Gallico was born in 1897 in New York City to recent immigrants. He graduated from Columbia after serving in World War I, then turned to journalism. He made a name for himself as a sportswriter -- in a way he was George Plimpton before Plimpton: for his first big story he sparred with Jack Dempsey (and was quickly knocked out). He founded the Golden Gloves amateur boxing tournament at this time, but began selling short fiction, and in 1936 he retired from sportswriting to concentrate on fiction. (Though his first book, Farewell to Sport, was nonfiction about sportswriting and his decision to leave it, and he also wrote the book about Lou Gehrig on which the movie Pride of the Yankees was based.) He moved to England for some time, and later lived all over Europe, ending his life in France.

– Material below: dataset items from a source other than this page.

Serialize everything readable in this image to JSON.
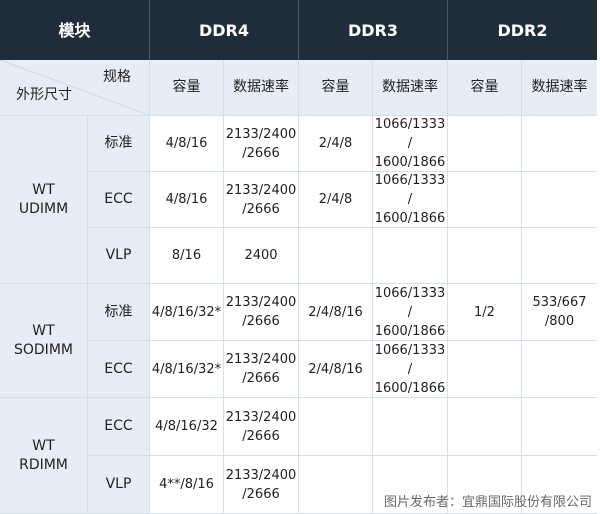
{
  "header": {
    "module": "模块",
    "ddr4": "DDR4",
    "ddr3": "DDR3",
    "ddr2": "DDR2"
  },
  "subheader": {
    "spec": "规格",
    "form_factor": "外形尺寸",
    "capacity": "容量",
    "data_rate": "数据速率"
  },
  "rows": [
    {
      "group": "WT\nUDIMM",
      "type": "标准",
      "ddr4_cap": "4/8/16",
      "ddr4_rate": "2133/2400\n/2666",
      "ddr3_cap": "2/4/8",
      "ddr3_rate": "1066/1333 /\n1600/1866",
      "ddr2_cap": "",
      "ddr2_rate": ""
    },
    {
      "type": "ECC",
      "ddr4_cap": "4/8/16",
      "ddr4_rate": "2133/2400\n/2666",
      "ddr3_cap": "2/4/8",
      "ddr3_rate": "1066/1333 /\n1600/1866",
      "ddr2_cap": "",
      "ddr2_rate": ""
    },
    {
      "type": "VLP",
      "ddr4_cap": "8/16",
      "ddr4_rate": "2400",
      "ddr3_cap": "",
      "ddr3_rate": "",
      "ddr2_cap": "",
      "ddr2_rate": ""
    },
    {
      "group": "WT\nSODIMM",
      "type": "标准",
      "ddr4_cap": "4/8/16/32*",
      "ddr4_rate": "2133/2400\n/2666",
      "ddr3_cap": "2/4/8/16",
      "ddr3_rate": "1066/1333 /\n1600/1866",
      "ddr2_cap": "1/2",
      "ddr2_rate": "533/667\n/800"
    },
    {
      "type": "ECC",
      "ddr4_cap": "4/8/16/32*",
      "ddr4_rate": "2133/2400\n/2666",
      "ddr3_cap": "2/4/8/16",
      "ddr3_rate": "1066/1333 /\n1600/1866",
      "ddr2_cap": "",
      "ddr2_rate": ""
    },
    {
      "group": "WT\nRDIMM",
      "type": "ECC",
      "ddr4_cap": "4/8/16/32",
      "ddr4_rate": "2133/2400\n/2666",
      "ddr3_cap": "",
      "ddr3_rate": "",
      "ddr2_cap": "",
      "ddr2_rate": ""
    },
    {
      "type": "VLP",
      "ddr4_cap": "4**/8/16",
      "ddr4_rate": "2133/2400\n/2666",
      "ddr3_cap": "",
      "ddr3_rate": "",
      "ddr2_cap": "",
      "ddr2_rate": ""
    }
  ],
  "caption": "图片发布者：宜鼎国际股份有限公司"
}
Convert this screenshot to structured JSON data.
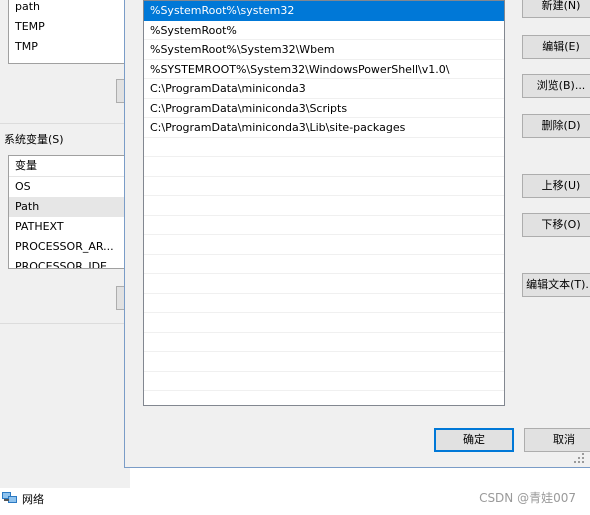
{
  "user_vars": {
    "items": [
      "path",
      "TEMP",
      "TMP"
    ]
  },
  "system_vars": {
    "group_label": "系统变量(S)",
    "header": "变量",
    "items": [
      "OS",
      "Path",
      "PATHEXT",
      "PROCESSOR_AR...",
      "PROCESSOR_IDE..."
    ],
    "selected": "Path"
  },
  "path_editor": {
    "entries": [
      "%SystemRoot%\\system32",
      "%SystemRoot%",
      "%SystemRoot%\\System32\\Wbem",
      "%SYSTEMROOT%\\System32\\WindowsPowerShell\\v1.0\\",
      "C:\\ProgramData\\miniconda3",
      "C:\\ProgramData\\miniconda3\\Scripts",
      "C:\\ProgramData\\miniconda3\\Lib\\site-packages"
    ],
    "selected_index": 0,
    "buttons": {
      "new": "新建(N)",
      "edit": "编辑(E)",
      "browse": "浏览(B)...",
      "delete": "删除(D)",
      "move_up": "上移(U)",
      "move_down": "下移(O)",
      "edit_text": "编辑文本(T)..."
    },
    "ok_label": "确定",
    "cancel_label": "取消"
  },
  "taskbar": {
    "network_label": "网络"
  },
  "watermark": "CSDN @青娃007",
  "colors": {
    "selection": "#0078d7",
    "dialog_bg": "#f0f0f0"
  }
}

The Lonely is a very short novel, a little under 40,000 words. It was first published (perhaps in a shorter form) in Cosmopolitan in 1945. The book came out in 1947 in England, not until 1949 in the US. Like The Snow Goose (and to an extent his first two books of fiction, the Hiram Holliday books) it is a World War II story.
The hero is Lieutenant Jerry Wright, from Connecticut, who is at Gedsborough Air Base in England, flying bombers. He's approaching the end of his stint, but he gets grounded for a couple of weeks due to battle fatigue. Wondering what to do, one of his crewmates suggests he ask a girl to accompany him on a trip to Scotland, for some fun (of exactly the sort you might think). British girls, he is assured, understand the arrangement -- just for fun, no hard feelings when it's over. And Jerry, son of a successful banker, has his life planned -- he'll go home and into his father's business, and he'll marry the neighbor girl, tall and beautiful (but, at least in Jerry's conception, apparently sexless) Catherine Quentin, daughter of his mother's best friend.
Jerry is a bit embarrassed by this suggestion, but ends up deciding to ask a girl he's been friendly with, a WAAF who works at the base, and who thus understands the pressure they're all under. Her name is Patches (from a young mispronunciation of Patrice) and she is presented as a bit shy, not terribly pretty, and (to my mind) not the sort of girl who'd agree to Jerry's proposal (though she does have leave coming). Jerry explains about his engagement to Catherine, making it clear they have no future, and Patches agrees to accompany him on the understood terms.
Well, you see how things are. Patches is already in love with Jerry, and Jerry doesn't really realize it, but he's well on the way to being in love with her. And the trip seals things. The sex is good, true, but the shared experiences, the conversations, etc., are more important. When Patches' leave is over, they say their farewells, Jerry still convinced his future is set. And then he realizes he's made a mistake -- he needs Patches. But what about Catherine? He catches a fortunate ride on a transport one of his friends is flying back to the US, for a whirlwind visit to home. But he can't make himself see Catherine, and when he tells his parents his plan, they act rather horribly. His mother breaks down, and loads him with guilt over (really) the mess he's made of her own dreams. His father tries a more mature approach, admitting to an affair with a French girl during WWI, and assuring Jerry that his feelings for Patches are just infatuation. And he seems to have Jerry convinced.
So what happens when he returns to England, and sees Patches again? Two guesses, and the first one doesn't count! But, really, Gallico handles it all pretty well, and he sells the Jerry/Patches relationship, and Jerry's eventual decision, quite well. This is popular fiction, rather thin, really, and written in workmanlike fashion. And quite sentimental. But it's well done popular fiction, and I conclude, based on this and my memories of the other Gallico novels I've read, that he deserved his popularity.